Passei a mão sobre o bolso da minha camisa para sentir meu amuleto da sorte, um trevo de ferro, presente de um primo meu, carrego comigo desde os meus 15 anos. Enquanto isso, Marco Aurélio recebia de Felipe o envelope azul. Como eu tinha avançado para a segunda pergunta, o novo envelope era maior que o primeiro e estava fechado com dois adesivos, referindo-se a ordem das perguntas. Marco Aurélio leu a segunda pergunta, anunciou o tempo estimado para a resposta – 15 segundos – e acionou o cronômetro. Retirei o trevo do bolso e segurei entre minhas mãos. Respondi e resolvi encarar o telão. Em poucos segundos foi informado meu avanço a pergunta seguinte. Sorri e sussurrei:

- Agora só restam três envelopes.

Sabia que as perguntas seriam mais difíceis a partir daí.Minhas mãos começaram a ensopar de suor. Peguei um lenço no bolso da minha calça e as enxuguei. Nesse momento, Marco Aurélio fez o anúncio dos patrocinadores do programa e frisou que nenhum participante tinha conseguido passar da terceira pergunta. Com isso, o apresentador me deixava mais nervoso e apimentava o programa para manter os telespectadores frente à TV. As pessoas que estavam assistindo queriam ver se o jovem de 18 anos passaria pela pergunta do envelope verde. A cor da sobrecarta representa a esperança. Acertar a resposta garantiria a mim R$500 mil, isto é, a metade do valor total pago como prêmio pelo programa. A resposta errada era o passaporte de volta para casa com o bolso vazio. Marco Aurélio leu a pergunta pausadamente. Respondi sem pressa. Por alguns segundos ficou aquele clima de suspense, a produção do programa colocou uma musica ambiente. O suspense era preciso, o apresentar sempre frisava que nenhum participante tinha passado dessa fase do programa. Ele perguntou se eu queria desistir e respondi que não. Passado o clima de suspense, o telão anunciava minha façanha em acertar a pergunta do envelope da cor da esperança. Não me contive, gritei de felicidade e fui até a platéia abraçar meu primo, aquele que me presenteou o trevo da sorte.
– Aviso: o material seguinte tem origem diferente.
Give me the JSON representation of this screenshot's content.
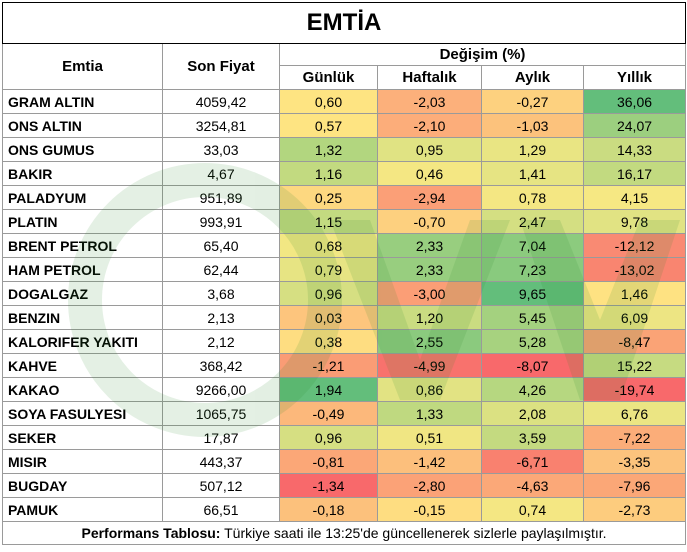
{
  "title": "EMTİA",
  "headers": {
    "commodity": "Emtia",
    "price": "Son Fiyat",
    "change_group": "Değişim (%)",
    "daily": "Günlük",
    "weekly": "Haftalık",
    "monthly": "Aylık",
    "yearly": "Yıllık"
  },
  "rows": [
    {
      "name": "GRAM ALTIN",
      "price": "4059,42",
      "changes": [
        "0,60",
        "-2,03",
        "-0,27",
        "36,06"
      ],
      "colors": [
        "#fee482",
        "#fcb07b",
        "#fdd17f",
        "#63be7b"
      ]
    },
    {
      "name": "ONS ALTIN",
      "price": "3254,81",
      "changes": [
        "0,57",
        "-2,10",
        "-1,03",
        "24,07"
      ],
      "colors": [
        "#fee482",
        "#fcad7a",
        "#fcc27c",
        "#9ccf7f"
      ]
    },
    {
      "name": "ONS GUMUS",
      "price": "33,03",
      "changes": [
        "1,32",
        "0,95",
        "1,29",
        "14,33"
      ],
      "colors": [
        "#b2d67f",
        "#e0e383",
        "#e9e583",
        "#cadc81"
      ]
    },
    {
      "name": "BAKIR",
      "price": "4,67",
      "changes": [
        "1,16",
        "0,46",
        "1,41",
        "16,17"
      ],
      "colors": [
        "#c2da80",
        "#f4e783",
        "#e6e483",
        "#c2da80"
      ]
    },
    {
      "name": "PALADYUM",
      "price": "951,89",
      "changes": [
        "0,25",
        "-2,94",
        "0,78",
        "4,15"
      ],
      "colors": [
        "#fdd880",
        "#fb9f77",
        "#f4e783",
        "#f6e883"
      ]
    },
    {
      "name": "PLATIN",
      "price": "993,91",
      "changes": [
        "1,15",
        "-0,70",
        "2,47",
        "9,78"
      ],
      "colors": [
        "#c3da80",
        "#fdd07f",
        "#d4df82",
        "#e1e383"
      ]
    },
    {
      "name": "BRENT PETROL",
      "price": "65,40",
      "changes": [
        "0,68",
        "2,33",
        "7,04",
        "-12,12"
      ],
      "colors": [
        "#f2e783",
        "#98ce7f",
        "#8ccb7e",
        "#f98a73"
      ]
    },
    {
      "name": "HAM PETROL",
      "price": "62,44",
      "changes": [
        "0,79",
        "2,33",
        "7,23",
        "-13,02"
      ],
      "colors": [
        "#e7e483",
        "#98ce7f",
        "#89ca7e",
        "#f98570"
      ]
    },
    {
      "name": "DOGALGAZ",
      "price": "3,68",
      "changes": [
        "0,96",
        "-3,00",
        "9,65",
        "1,46"
      ],
      "colors": [
        "#d6df82",
        "#fb9e76",
        "#63be7b",
        "#fee282"
      ]
    },
    {
      "name": "BENZIN",
      "price": "2,13",
      "changes": [
        "0,03",
        "1,20",
        "5,45",
        "6,09"
      ],
      "colors": [
        "#fdc57d",
        "#cadc81",
        "#a4d17f",
        "#ede583"
      ]
    },
    {
      "name": "KALORIFER YAKITI",
      "price": "2,12",
      "changes": [
        "0,38",
        "2,55",
        "5,28",
        "-8,47"
      ],
      "colors": [
        "#fedd81",
        "#8bca7e",
        "#a7d27f",
        "#faa376"
      ]
    },
    {
      "name": "KAHVE",
      "price": "368,42",
      "changes": [
        "-1,21",
        "-4,99",
        "-8,07",
        "15,22"
      ],
      "colors": [
        "#fa9c75",
        "#f8726d",
        "#f8696b",
        "#c6db81"
      ]
    },
    {
      "name": "KAKAO",
      "price": "9266,00",
      "changes": [
        "1,94",
        "0,86",
        "4,26",
        "-19,74"
      ],
      "colors": [
        "#63be7b",
        "#e2e383",
        "#b6d780",
        "#f8696b"
      ]
    },
    {
      "name": "SOYA FASULYESI",
      "price": "1065,75",
      "changes": [
        "-0,49",
        "1,33",
        "2,08",
        "6,76"
      ],
      "colors": [
        "#fcb87b",
        "#bfd980",
        "#dbe182",
        "#ebe583"
      ]
    },
    {
      "name": "SEKER",
      "price": "17,87",
      "changes": [
        "0,96",
        "0,51",
        "3,59",
        "-7,22"
      ],
      "colors": [
        "#d6df82",
        "#f0e683",
        "#c4da80",
        "#fbad79"
      ]
    },
    {
      "name": "MISIR",
      "price": "443,37",
      "changes": [
        "-0,81",
        "-1,42",
        "-6,71",
        "-3,35"
      ],
      "colors": [
        "#fba777",
        "#fcbf7c",
        "#f9816f",
        "#fcc37d"
      ]
    },
    {
      "name": "BUGDAY",
      "price": "507,12",
      "changes": [
        "-1,34",
        "-2,80",
        "-4,63",
        "-7,96"
      ],
      "colors": [
        "#f8696b",
        "#fba277",
        "#fba878",
        "#fba777"
      ]
    },
    {
      "name": "PAMUK",
      "price": "66,51",
      "changes": [
        "-0,18",
        "-0,15",
        "0,74",
        "-2,73"
      ],
      "colors": [
        "#fcc17c",
        "#fedd81",
        "#f4e783",
        "#fdcc7e"
      ]
    }
  ],
  "footer": {
    "label": "Performans Tablosu:",
    "text": " Türkiye saati ile 13:25'de güncellenerek sizlerle paylaşılmıştır."
  }
}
Voltei ao palco do programa. Fui parabenizado por Marco Aurélio. Eu estava muito feliz com o acerto e Marco Aurélio pelo índice da audiência que subiu segundo informes de seu assistente de palco. Minhas pernas voltaram a tremer como no início do programa. As mãos não paravam de suar. Mesmo nervoso, respondi sim a Marco Aurélio quando ele perguntou se podíamos seguir com o programa. Ele abriu o envelope cinza. O papel brilhoso ressaltava os quatros pequenos adesivos que lacravam o invólucro. Precisava subir esse penúltimo degrau da escada que levava ao prêmio maior. Não conseguia me acalmar, fiquei embaraçado com a pergunta feita pelo apresentador, pedi que repetisse. Ouvi atentamente, gaguejei um pouco, mas consegui responder. Outra vez, preferi não olhar para o telão e fixei meus olhos na platéia. Quando todos se levantaram e aplaudiram, meu coração disparou, começou a bater rapidamente. Os aplausos era a confirmação, tinha chegado à fase final do programa.
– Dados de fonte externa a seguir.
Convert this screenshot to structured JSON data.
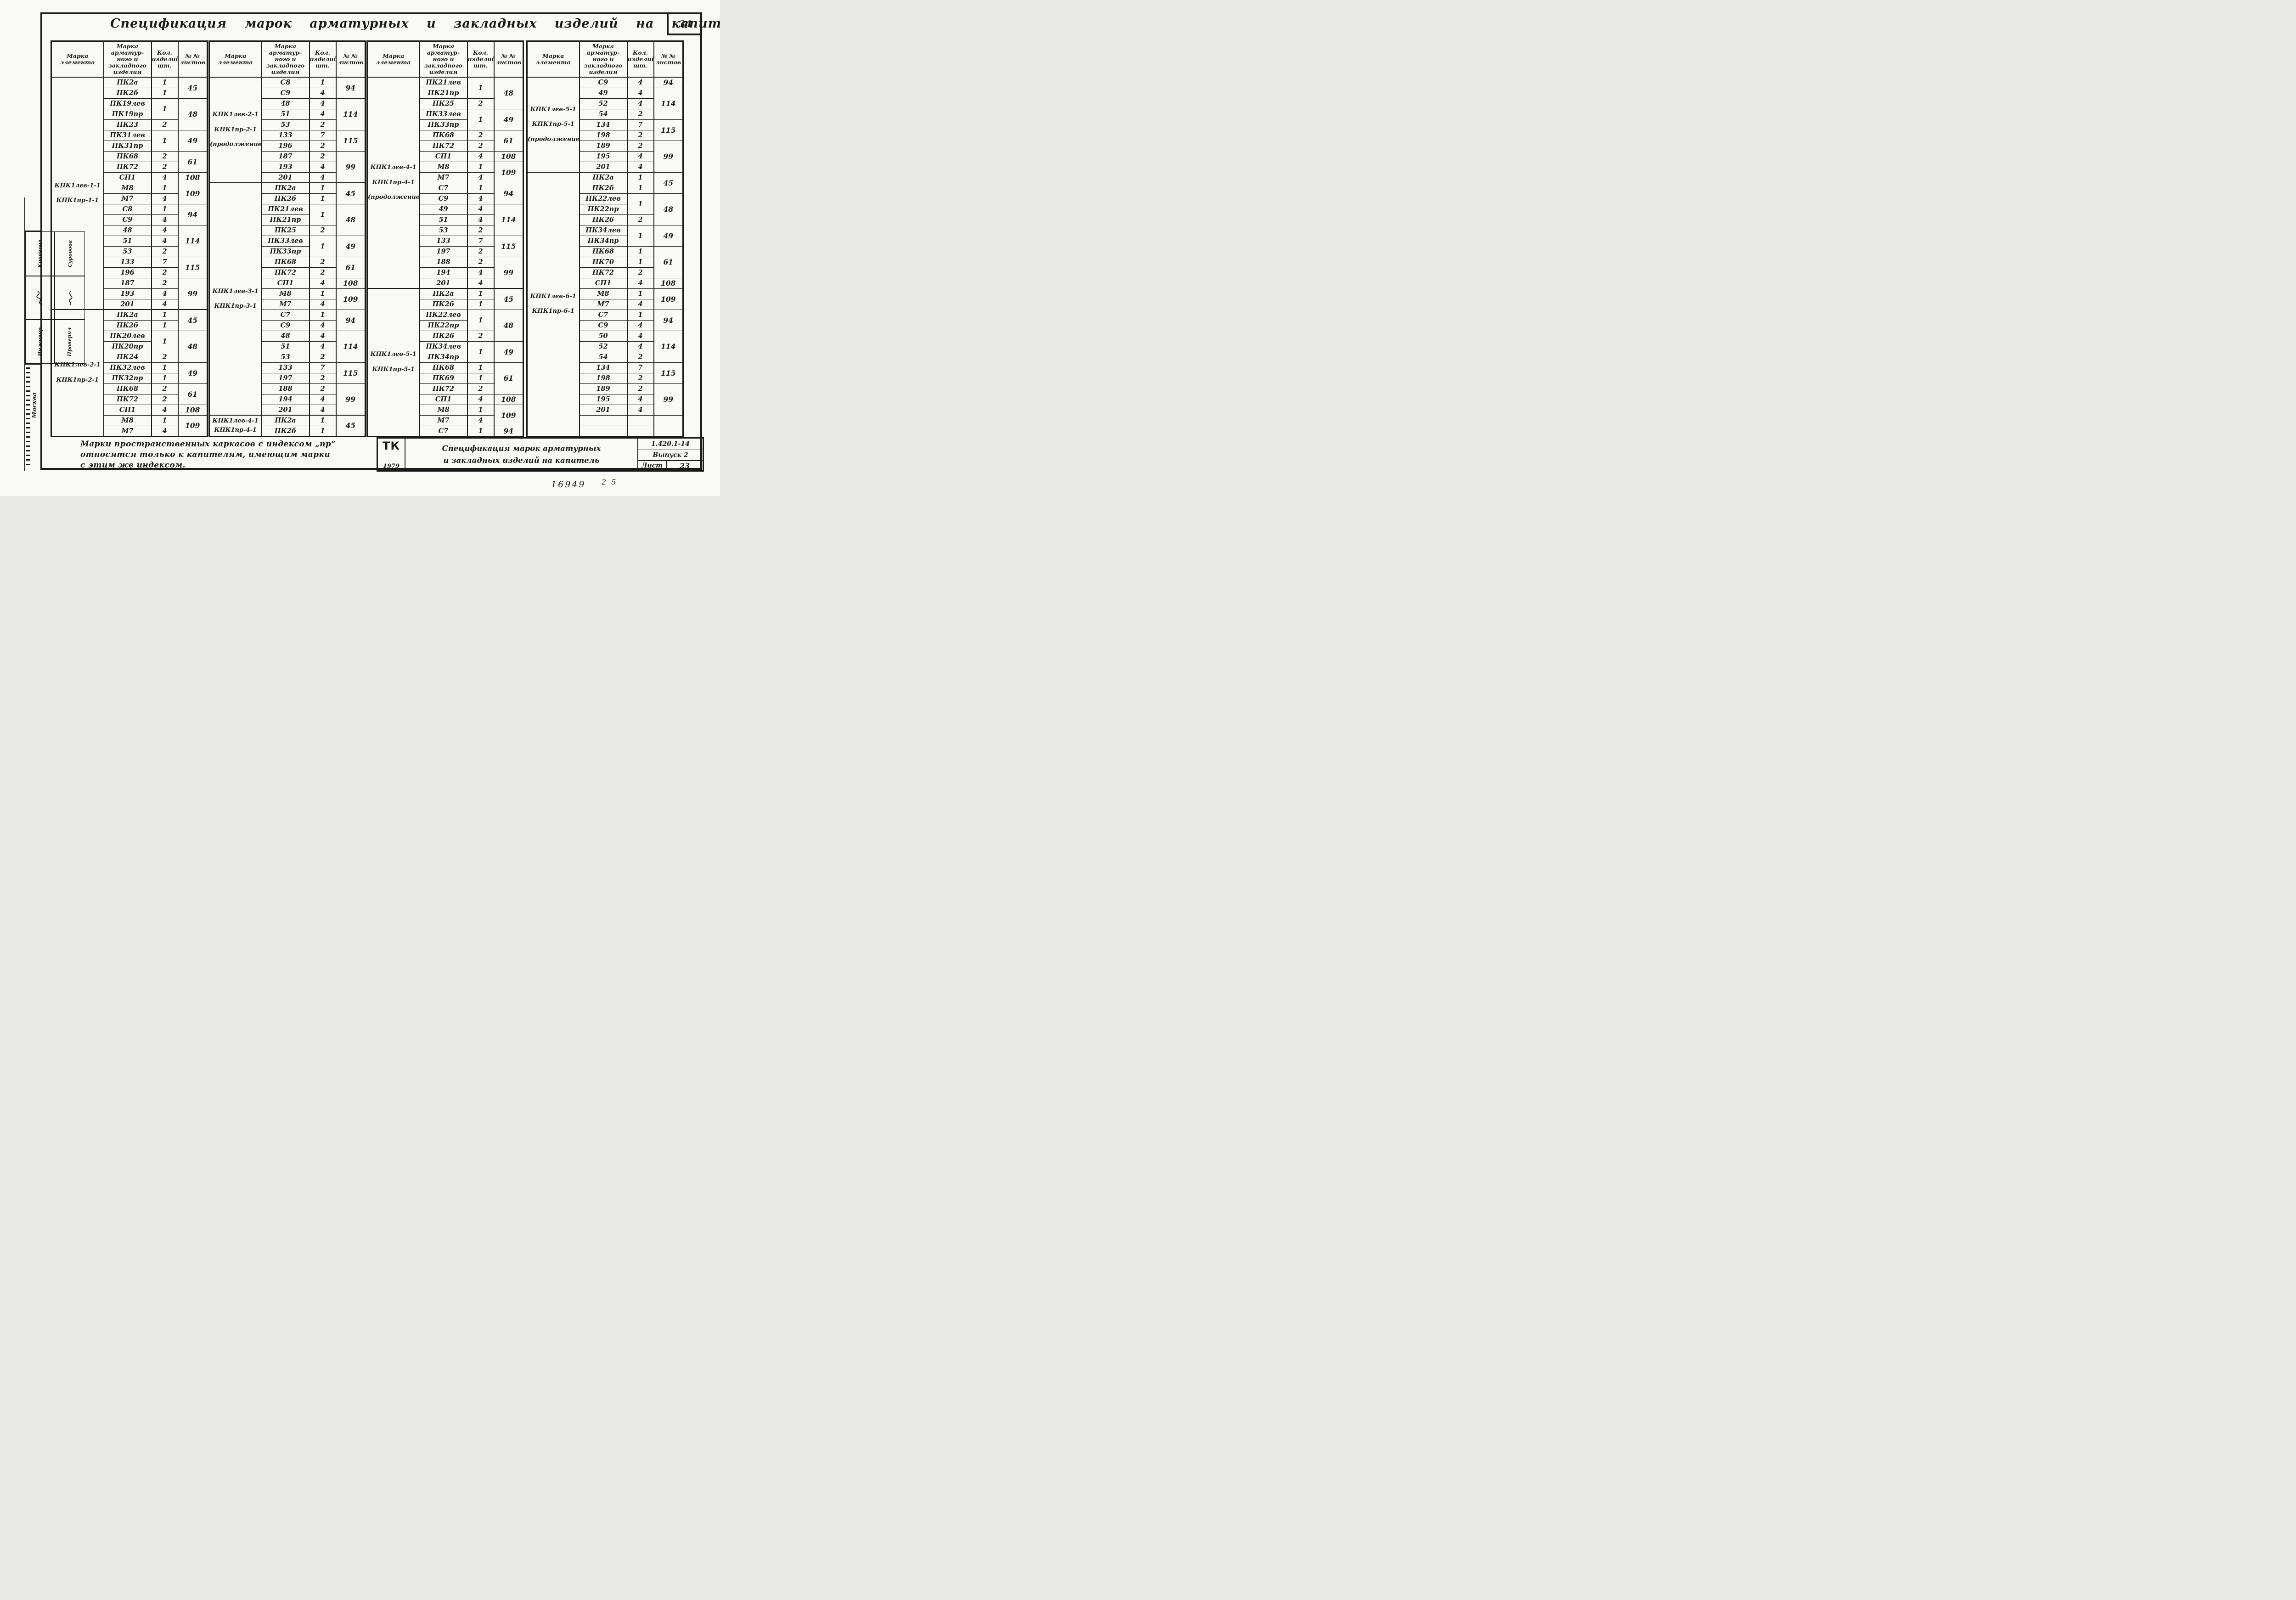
{
  "doc": {
    "title": "Спецификация марок арматурных и закладных изделий на капитель",
    "page_number": "34"
  },
  "headers": {
    "element": "Марка\nэлемента",
    "mark": "Марка\nарматур-\nного и\nзакладного\nизделия",
    "qty": "Кол.\nизделий\nшт.",
    "sheets": "№ №\nлистов"
  },
  "tables": [
    {
      "groups": [
        {
          "element": "КПК1лев-1-1\nКПК1пр-1-1",
          "rows": [
            {
              "m": "ПК2а",
              "q": "1",
              "s": "45",
              "ss": 2
            },
            {
              "m": "ПК2б",
              "q": "1"
            },
            {
              "m": "ПК19лев",
              "q": "1",
              "qs": 2,
              "s": "48",
              "ss": 3
            },
            {
              "m": "ПК19пр"
            },
            {
              "m": "ПК23",
              "q": "2"
            },
            {
              "m": "ПК31лев",
              "q": "1",
              "qs": 2,
              "s": "49",
              "ss": 2
            },
            {
              "m": "ПК31пр"
            },
            {
              "m": "ПК68",
              "q": "2",
              "s": "61",
              "ss": 2
            },
            {
              "m": "ПК72",
              "q": "2"
            },
            {
              "m": "СП1",
              "q": "4",
              "s": "108"
            },
            {
              "m": "М8",
              "q": "1",
              "s": "109",
              "ss": 2
            },
            {
              "m": "М7",
              "q": "4"
            },
            {
              "m": "С8",
              "q": "1",
              "s": "94",
              "ss": 2
            },
            {
              "m": "С9",
              "q": "4"
            },
            {
              "m": "48",
              "q": "4",
              "s": "114",
              "ss": 3
            },
            {
              "m": "51",
              "q": "4"
            },
            {
              "m": "53",
              "q": "2"
            },
            {
              "m": "133",
              "q": "7",
              "s": "115",
              "ss": 2
            },
            {
              "m": "196",
              "q": "2"
            },
            {
              "m": "187",
              "q": "2",
              "s": "99",
              "ss": 3
            },
            {
              "m": "193",
              "q": "4"
            },
            {
              "m": "201",
              "q": "4"
            }
          ]
        },
        {
          "element": "КПК1лев-2-1\nКПК1пр-2-1",
          "rows": [
            {
              "m": "ПК2а",
              "q": "1",
              "s": "45",
              "ss": 2
            },
            {
              "m": "ПК2б",
              "q": "1"
            },
            {
              "m": "ПК20лев",
              "q": "1",
              "qs": 2,
              "s": "48",
              "ss": 3
            },
            {
              "m": "ПК20пр"
            },
            {
              "m": "ПК24",
              "q": "2"
            },
            {
              "m": "ПК32лев",
              "q": "1",
              "s": "49",
              "ss": 2
            },
            {
              "m": "ПК32пр",
              "q": "1"
            },
            {
              "m": "ПК68",
              "q": "2",
              "s": "61",
              "ss": 2
            },
            {
              "m": "ПК72",
              "q": "2"
            },
            {
              "m": "СП1",
              "q": "4",
              "s": "108"
            },
            {
              "m": "М8",
              "q": "1",
              "s": "109",
              "ss": 2
            },
            {
              "m": "М7",
              "q": "4"
            }
          ]
        }
      ]
    },
    {
      "groups": [
        {
          "element": "КПК1лев-2-1\nКПК1пр-2-1\n(продолжение)",
          "rows": [
            {
              "m": "С8",
              "q": "1",
              "s": "94",
              "ss": 2
            },
            {
              "m": "С9",
              "q": "4"
            },
            {
              "m": "48",
              "q": "4",
              "s": "114",
              "ss": 3
            },
            {
              "m": "51",
              "q": "4"
            },
            {
              "m": "53",
              "q": "2"
            },
            {
              "m": "133",
              "q": "7",
              "s": "115",
              "ss": 2
            },
            {
              "m": "196",
              "q": "2"
            },
            {
              "m": "187",
              "q": "2",
              "s": "99",
              "ss": 3
            },
            {
              "m": "193",
              "q": "4"
            },
            {
              "m": "201",
              "q": "4"
            }
          ]
        },
        {
          "element": "КПК1лев-3-1\nКПК1пр-3-1",
          "rows": [
            {
              "m": "ПК2а",
              "q": "1",
              "s": "45",
              "ss": 2
            },
            {
              "m": "ПК2б",
              "q": "1"
            },
            {
              "m": "ПК21лев",
              "q": "1",
              "qs": 2,
              "s": "48",
              "ss": 3
            },
            {
              "m": "ПК21пр"
            },
            {
              "m": "ПК25",
              "q": "2"
            },
            {
              "m": "ПК33лев",
              "q": "1",
              "qs": 2,
              "s": "49",
              "ss": 2
            },
            {
              "m": "ПК33пр"
            },
            {
              "m": "ПК68",
              "q": "2",
              "s": "61",
              "ss": 2
            },
            {
              "m": "ПК72",
              "q": "2"
            },
            {
              "m": "СП1",
              "q": "4",
              "s": "108"
            },
            {
              "m": "М8",
              "q": "1",
              "s": "109",
              "ss": 2
            },
            {
              "m": "М7",
              "q": "4"
            },
            {
              "m": "С7",
              "q": "1",
              "s": "94",
              "ss": 2
            },
            {
              "m": "С9",
              "q": "4"
            },
            {
              "m": "48",
              "q": "4",
              "s": "114",
              "ss": 3
            },
            {
              "m": "51",
              "q": "4"
            },
            {
              "m": "53",
              "q": "2"
            },
            {
              "m": "133",
              "q": "7",
              "s": "115",
              "ss": 2
            },
            {
              "m": "197",
              "q": "2"
            },
            {
              "m": "188",
              "q": "2",
              "s": "99",
              "ss": 3
            },
            {
              "m": "194",
              "q": "4"
            },
            {
              "m": "201",
              "q": "4"
            }
          ]
        },
        {
          "element": "КПК1лев-4-1\nКПК1пр-4-1",
          "rows": [
            {
              "m": "ПК2а",
              "q": "1",
              "s": "45",
              "ss": 2
            },
            {
              "m": "ПК2б",
              "q": "1"
            }
          ]
        }
      ]
    },
    {
      "groups": [
        {
          "element": "КПК1лев-4-1\nКПК1пр-4-1\n(продолжение)",
          "rows": [
            {
              "m": "ПК21лев",
              "q": "1",
              "qs": 2,
              "s": "48",
              "ss": 3
            },
            {
              "m": "ПК21пр"
            },
            {
              "m": "ПК25",
              "q": "2"
            },
            {
              "m": "ПК33лев",
              "q": "1",
              "qs": 2,
              "s": "49",
              "ss": 2
            },
            {
              "m": "ПК33пр"
            },
            {
              "m": "ПК68",
              "q": "2",
              "s": "61",
              "ss": 2
            },
            {
              "m": "ПК72",
              "q": "2"
            },
            {
              "m": "СП1",
              "q": "4",
              "s": "108"
            },
            {
              "m": "М8",
              "q": "1",
              "s": "109",
              "ss": 2
            },
            {
              "m": "М7",
              "q": "4"
            },
            {
              "m": "С7",
              "q": "1",
              "s": "94",
              "ss": 2
            },
            {
              "m": "С9",
              "q": "4"
            },
            {
              "m": "49",
              "q": "4",
              "s": "114",
              "ss": 3
            },
            {
              "m": "51",
              "q": "4"
            },
            {
              "m": "53",
              "q": "2"
            },
            {
              "m": "133",
              "q": "7",
              "s": "115",
              "ss": 2
            },
            {
              "m": "197",
              "q": "2"
            },
            {
              "m": "188",
              "q": "2",
              "s": "99",
              "ss": 3
            },
            {
              "m": "194",
              "q": "4"
            },
            {
              "m": "201",
              "q": "4"
            }
          ]
        },
        {
          "element": "КПК1лев-5-1\nКПК1пр-5-1",
          "rows": [
            {
              "m": "ПК2а",
              "q": "1",
              "s": "45",
              "ss": 2
            },
            {
              "m": "ПК2б",
              "q": "1"
            },
            {
              "m": "ПК22лев",
              "q": "1",
              "qs": 2,
              "s": "48",
              "ss": 3
            },
            {
              "m": "ПК22пр"
            },
            {
              "m": "ПК26",
              "q": "2"
            },
            {
              "m": "ПК34лев",
              "q": "1",
              "qs": 2,
              "s": "49",
              "ss": 2
            },
            {
              "m": "ПК34пр"
            },
            {
              "m": "ПК68",
              "q": "1",
              "s": "61",
              "ss": 3
            },
            {
              "m": "ПК69",
              "q": "1"
            },
            {
              "m": "ПК72",
              "q": "2"
            },
            {
              "m": "СП1",
              "q": "4",
              "s": "108"
            },
            {
              "m": "М8",
              "q": "1",
              "s": "109",
              "ss": 2
            },
            {
              "m": "М7",
              "q": "4"
            },
            {
              "m": "С7",
              "q": "1",
              "s": "94"
            }
          ]
        }
      ]
    },
    {
      "groups": [
        {
          "element": "КПК1лев-5-1\nКПК1пр-5-1\n(продолжение)",
          "rows": [
            {
              "m": "С9",
              "q": "4",
              "s": "94"
            },
            {
              "m": "49",
              "q": "4",
              "s": "114",
              "ss": 3
            },
            {
              "m": "52",
              "q": "4"
            },
            {
              "m": "54",
              "q": "2"
            },
            {
              "m": "134",
              "q": "7",
              "s": "115",
              "ss": 2
            },
            {
              "m": "198",
              "q": "2"
            },
            {
              "m": "189",
              "q": "2",
              "s": "99",
              "ss": 3
            },
            {
              "m": "195",
              "q": "4"
            },
            {
              "m": "201",
              "q": "4"
            }
          ]
        },
        {
          "element": "КПК1лев-6-1\nКПК1пр-6-1",
          "rows": [
            {
              "m": "ПК2а",
              "q": "1",
              "s": "45",
              "ss": 2
            },
            {
              "m": "ПК2б",
              "q": "1"
            },
            {
              "m": "ПК22лев",
              "q": "1",
              "qs": 2,
              "s": "48",
              "ss": 3
            },
            {
              "m": "ПК22пр"
            },
            {
              "m": "ПК26",
              "q": "2"
            },
            {
              "m": "ПК34лев",
              "q": "1",
              "qs": 2,
              "s": "49",
              "ss": 2
            },
            {
              "m": "ПК34пр"
            },
            {
              "m": "ПК68",
              "q": "1",
              "s": "61",
              "ss": 3
            },
            {
              "m": "ПК70",
              "q": "1"
            },
            {
              "m": "ПК72",
              "q": "2"
            },
            {
              "m": "СП1",
              "q": "4",
              "s": "108"
            },
            {
              "m": "М8",
              "q": "1",
              "s": "109",
              "ss": 2
            },
            {
              "m": "М7",
              "q": "4"
            },
            {
              "m": "С7",
              "q": "1",
              "s": "94",
              "ss": 2
            },
            {
              "m": "С9",
              "q": "4"
            },
            {
              "m": "50",
              "q": "4",
              "s": "114",
              "ss": 3
            },
            {
              "m": "52",
              "q": "4"
            },
            {
              "m": "54",
              "q": "2"
            },
            {
              "m": "134",
              "q": "7",
              "s": "115",
              "ss": 2
            },
            {
              "m": "198",
              "q": "2"
            },
            {
              "m": "189",
              "q": "2",
              "s": "99",
              "ss": 3
            },
            {
              "m": "195",
              "q": "4"
            },
            {
              "m": "201",
              "q": "4"
            },
            {
              "m": "",
              "q": "",
              "s": "",
              "ss": 2
            },
            {
              "m": "",
              "q": ""
            }
          ]
        }
      ]
    }
  ],
  "note": {
    "text": "Марки пространственных каркасов с индексом „пр“\nотносятся только к капителям, имеющим марки\nс этим же индексом."
  },
  "tb": {
    "logo": "ТК",
    "year": "1979",
    "title": "Спецификация марок арматурных\nи закладных изделий на капитель",
    "code": "1.420.1-14",
    "issue": "Выпуск 2",
    "sheet_label": "Лист",
    "sheet_no": "23"
  },
  "stamp": {
    "role1": "Инженер",
    "role2": "Проверил",
    "name1": "Коченова",
    "name2": "Суровова",
    "city": "Москва"
  },
  "ann": {
    "number": "16949",
    "extra": "2 5"
  }
}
“Isso é inédito”, exclamou Marco Aurélio. A façanha fez com que o apresentador anunciasse o intervalo comercial. Eu aproveitei e fui outra vez a platéia receber um abraço de meu primo. Tomei um pouco de água, enxuguei o suor e mostrei a ele o trevo da sorte. Recebi um abraço apertado do assistente de palco e um aperto de mão do apresentador. O programa voltou ao ar. Frente a frente com Marco Aurélio, observei em sua mão esquerda o envelope da cor das barras de ouro que seria entregue a mim, caso acertasse a resposta. Foi explicado que a pergunta nãos seria de múltipla escolha, teria que responder no tempo máximo de dez segundos. Todos na platéia ficaram em pé. O nervosismo de antes duplicou. Minhas pernas não paravam de tremer. Marco Aurélio abriu o envelope, explicou novamente a regra para resposta e, depois do suspense, fez a pergunta. Respondi com os olhos fechados. Ouvi o grito da platéia e sentir papel picado caindo sobre minha cabeça. Quando abri meus olhos, vi meu primo caminhando em minha direção, abraçou-me fortemente exclamando “você é milionário”.

domingo, 25 de outubro de 2009

Fim de tarde


Levantei, olhei pela última vez aquele espetáculo que chegava ao fim. Pus meus pés em meus chinelos brancos e caminhei ao encontro com as águas. A areia que cobria meus pés foi levada e embalada pelas ondas, que assim como eu, despediam-se de mais um dia de verão.

O vento forte que mais cedo espalhava as areias, agora era ameno e um pouco frio. Os pingos coloridos que subiam e desciam as ondas agora eram poucos. Os mais firmes continuavam a aventura do equilíbrio sobre as águas em movimento. Para estes, a ida do sol para o oriente não significava o fim da aventura, mas para outros sim, para a maioria.

Os corpos que mais cedo desfilavam com poucas roupas passaram a ser cobertos com panos maiores. Biquínis foram cobertos por camisolas e as sungas por bermudas e camisetas. O chinelo trocara de posição com a luva, a areia fria permitia aos pés dispensa-los. Os óculos escuros viraram enfeites na cabeça, sem o sol perderam sua função e, logo, ganhou outra. Isto é a criatividade humana.

Os boleiros tentaram aproveitar os últimos raios da claridade na busca do gol. A partida cronometrada pelo relógio é interrompida quando o rei dos astros dá o apito final. Ver a redonda no escuro é complicado.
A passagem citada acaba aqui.